Asked whether Boeing was presenting a best-case scenario, Osamu Shinobe, the architect of All Nippon Airways' strategy to put the fuel-efficient 787 at the center of the airline's fleet planning, said "That's what we understand it to be."
"The problem is we don't know how long the Federal Aviation Administration (FAA) will take to finish its checks (on the new battery system)," he told Reuters in an interview. Shinobe, who joined ANA from college in 1976, will run the carrier from April following a switch to a holding company structure.
For Boeing to meet its target, Shinobe explained the planemaker needs to complete certification testing this week, gain quick FAA approval followed by an airworthiness directive soon after. It would then have to transport all the parts and equipment to 787s parked around the world to begin installing the new batteries. Boeing has said that could take a week per plane.
"If that happens, then what Boeing is saying is not a lie," said Shinobe, 60, noting it could take a month to put the new battery systems on all ANA's 17 Dreamliners, with Boeing likely to work on three jets at a time.
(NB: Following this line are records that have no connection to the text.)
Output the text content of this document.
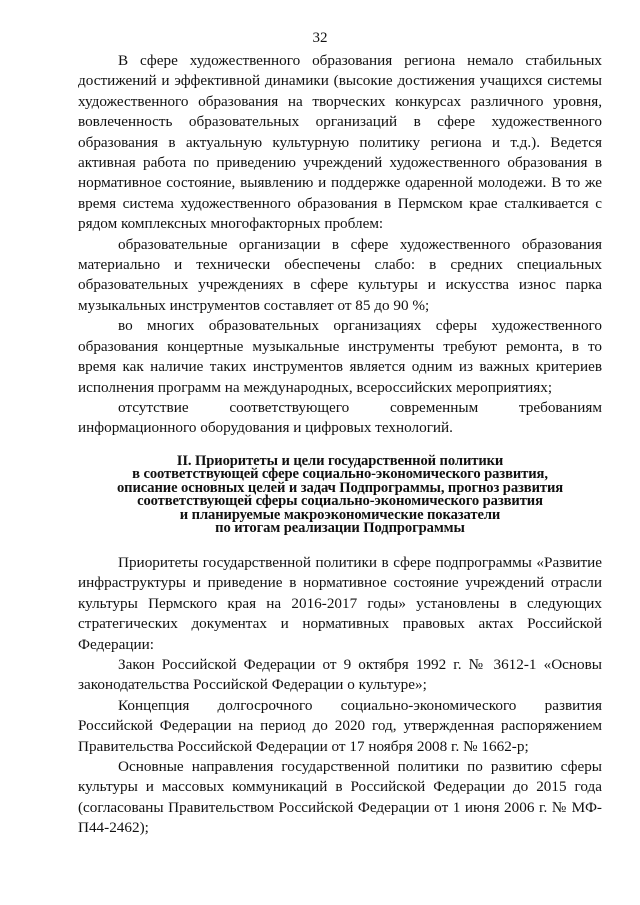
32

В сфере художественного образования региона немало стабильных достижений и эффективной динамики (высокие достижения учащихся системы художественного образования на творческих конкурсах различного уровня, вовлеченность образовательных организаций в сфере художественного образования в актуальную культурную политику региона и т.д.). Ведется активная работа по приведению учреждений художественного образования в нормативное состояние, выявлению и поддержке одаренной молодежи. В то же время система художественного образования в Пермском крае сталкивается с рядом комплексных многофакторных проблем:

образовательные организации в сфере художественного образования материально и технически обеспечены слабо: в средних специальных образовательных учреждениях в сфере культуры и искусства износ парка музыкальных инструментов составляет от 85 до 90 %;

во многих образовательных организациях сферы художественного образования концертные музыкальные инструменты требуют ремонта, в то время как наличие таких инструментов является одним из важных критериев исполнения программ на международных, всероссийских мероприятиях;

отсутствие соответствующего современным требованиям информационного оборудования и цифровых технологий.

II. Приоритеты и цели государственной политики
в соответствующей сфере социально-экономического развития,
описание основных целей и задач Подпрограммы, прогноз развития
соответствующей сферы социально-экономического развития
и планируемые макроэкономические показатели
по итогам реализации Подпрограммы

Приоритеты государственной политики в сфере подпрограммы «Развитие инфраструктуры и приведение в нормативное состояние учреждений отрасли культуры Пермского края на 2016-2017 годы» установлены в следующих стратегических документах и нормативных правовых актах Российской Федерации:

Закон Российской Федерации от 9 октября 1992 г. № 3612-1 «Основы законодательства Российской Федерации о культуре»;

Концепция долгосрочного социально-экономического развития Российской Федерации на период до 2020 год, утвержденная распоряжением Правительства Российской Федерации от 17 ноября 2008 г. № 1662-р;

Основные направления государственной политики по развитию сферы культуры и массовых коммуникаций в Российской Федерации до 2015 года (согласованы Правительством Российской Федерации от 1 июня 2006 г. № МФ-П44-2462);
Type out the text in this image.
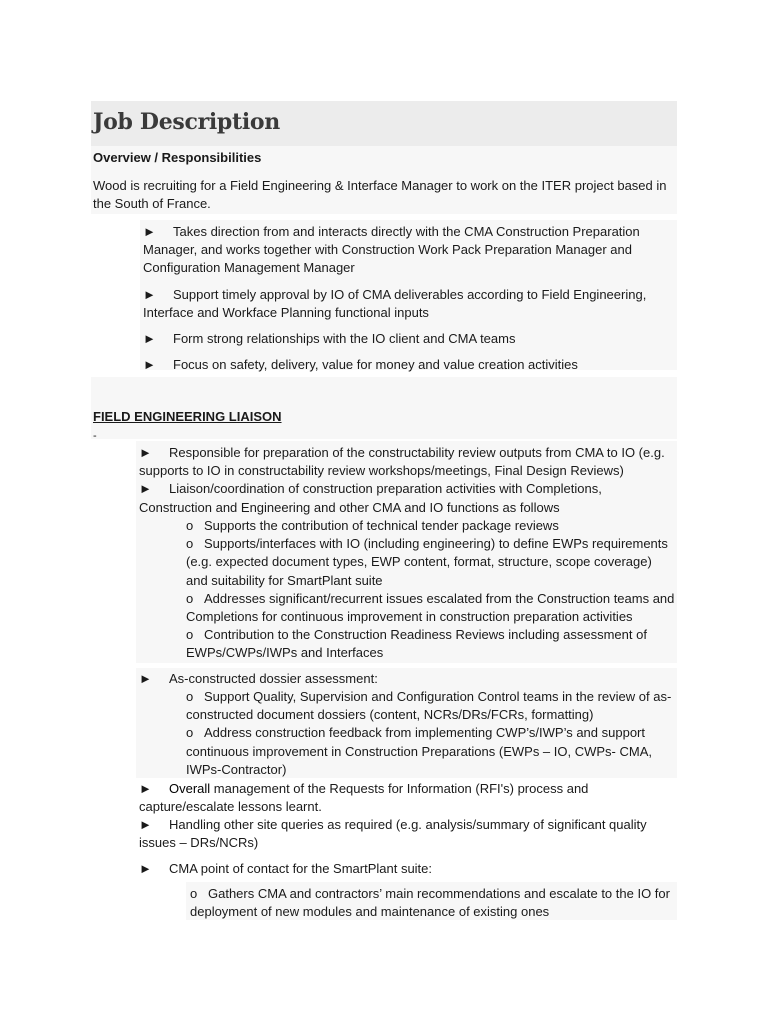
Job Description
Overview / Responsibilities
Wood is recruiting for a Field Engineering & Interface Manager to work on the ITER project based in the South of France.
► Takes direction from and interacts directly with the CMA Construction Preparation Manager, and works together with Construction Work Pack Preparation Manager and Configuration Management Manager
► Support timely approval by IO of CMA deliverables according to Field Engineering, Interface and Workface Planning functional inputs
► Form strong relationships with the IO client and CMA teams
► Focus on safety, delivery, value for money and value creation activities
FIELD ENGINEERING LIAISON
-
► Responsible for preparation of the constructability review outputs from CMA to IO (e.g. supports to IO in constructability review workshops/meetings, Final Design Reviews)
► Liaison/coordination of construction preparation activities with Completions, Construction and Engineering and other CMA and IO functions as follows
o Supports the contribution of technical tender package reviews
o Supports/interfaces with IO (including engineering) to define EWPs requirements (e.g. expected document types, EWP content, format, structure, scope coverage) and suitability for SmartPlant suite
o Addresses significant/recurrent issues escalated from the Construction teams and Completions for continuous improvement in construction preparation activities
o Contribution to the Construction Readiness Reviews including assessment of EWPs/CWPs/IWPs and Interfaces
► As-constructed dossier assessment:
o Support Quality, Supervision and Configuration Control teams in the review of as-constructed document dossiers (content, NCRs/DRs/FCRs, formatting)
o Address construction feedback from implementing CWP’s/IWP’s and support continuous improvement in Construction Preparations (EWPs – IO, CWPs- CMA, IWPs-Contractor)
► Overall management of the Requests for Information (RFI's) process and capture/escalate lessons learnt.
► Handling other site queries as required (e.g. analysis/summary of significant quality issues – DRs/NCRs)
► CMA point of contact for the SmartPlant suite:
o Gathers CMA and contractors’ main recommendations and escalate to the IO for deployment of new modules and maintenance of existing ones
Twelve of ANA's 787 planes are parked in Tokyo, with another four at regional airports in Japan and one in Frankfurt. Each will be fixed at its current location. ANA has canceled more than 3,600 domestic and international flights since the 787 was grounded through to end-May.
On Friday in Tokyo, Boeing unveiled a new fire-proof battery packed with added insulation, heat-resistant material and spacers and encased in a steel box. The aircraft maker has also added a specialized pipe to vent gases produced by any overheating directly outside the aircraft.
The FAA last week approved Boeing's plan to test its new battery for certification. Boeing said it finished three tests of the new system and was performing three more in cooperation with the FAA, allowing it to estimate when the plane would be back in the air. The head of Boeing's commercial aircraft company, Ray Conner, briefed Shinobe on the battery fix in Tokyo on Thursday.
Boeing's prediction drew scepticism from some regulators and industry experts, who said it was too early to say when the Dreamliner would fly again with the root cause of the battery overheating still unknown.
Boeing also faces public hearings next month on the safety of its batteries. The U.S. National Transportation Safety Board is looking into what caused the battery failures and the original process used to certify the power packs.
Japan's Civil Aviation Bureau said it was "inappropriate" for Mike Sinnett, the 787's chief engineer, to have said the cause of the overheating may never be discovered.
Once regulators approve the battery fix, Boeing plans to install the new system in its 787s in the order they were delivered, with ANA heading the queue.
Shinobe said ANA has no plans to change its outstanding orders for another 66 Dreamliners, and expects to take delivery of 10 new planes in the next 12 months. Rival Japan Airlines Co has seven Dreamliners, with another 38 on order.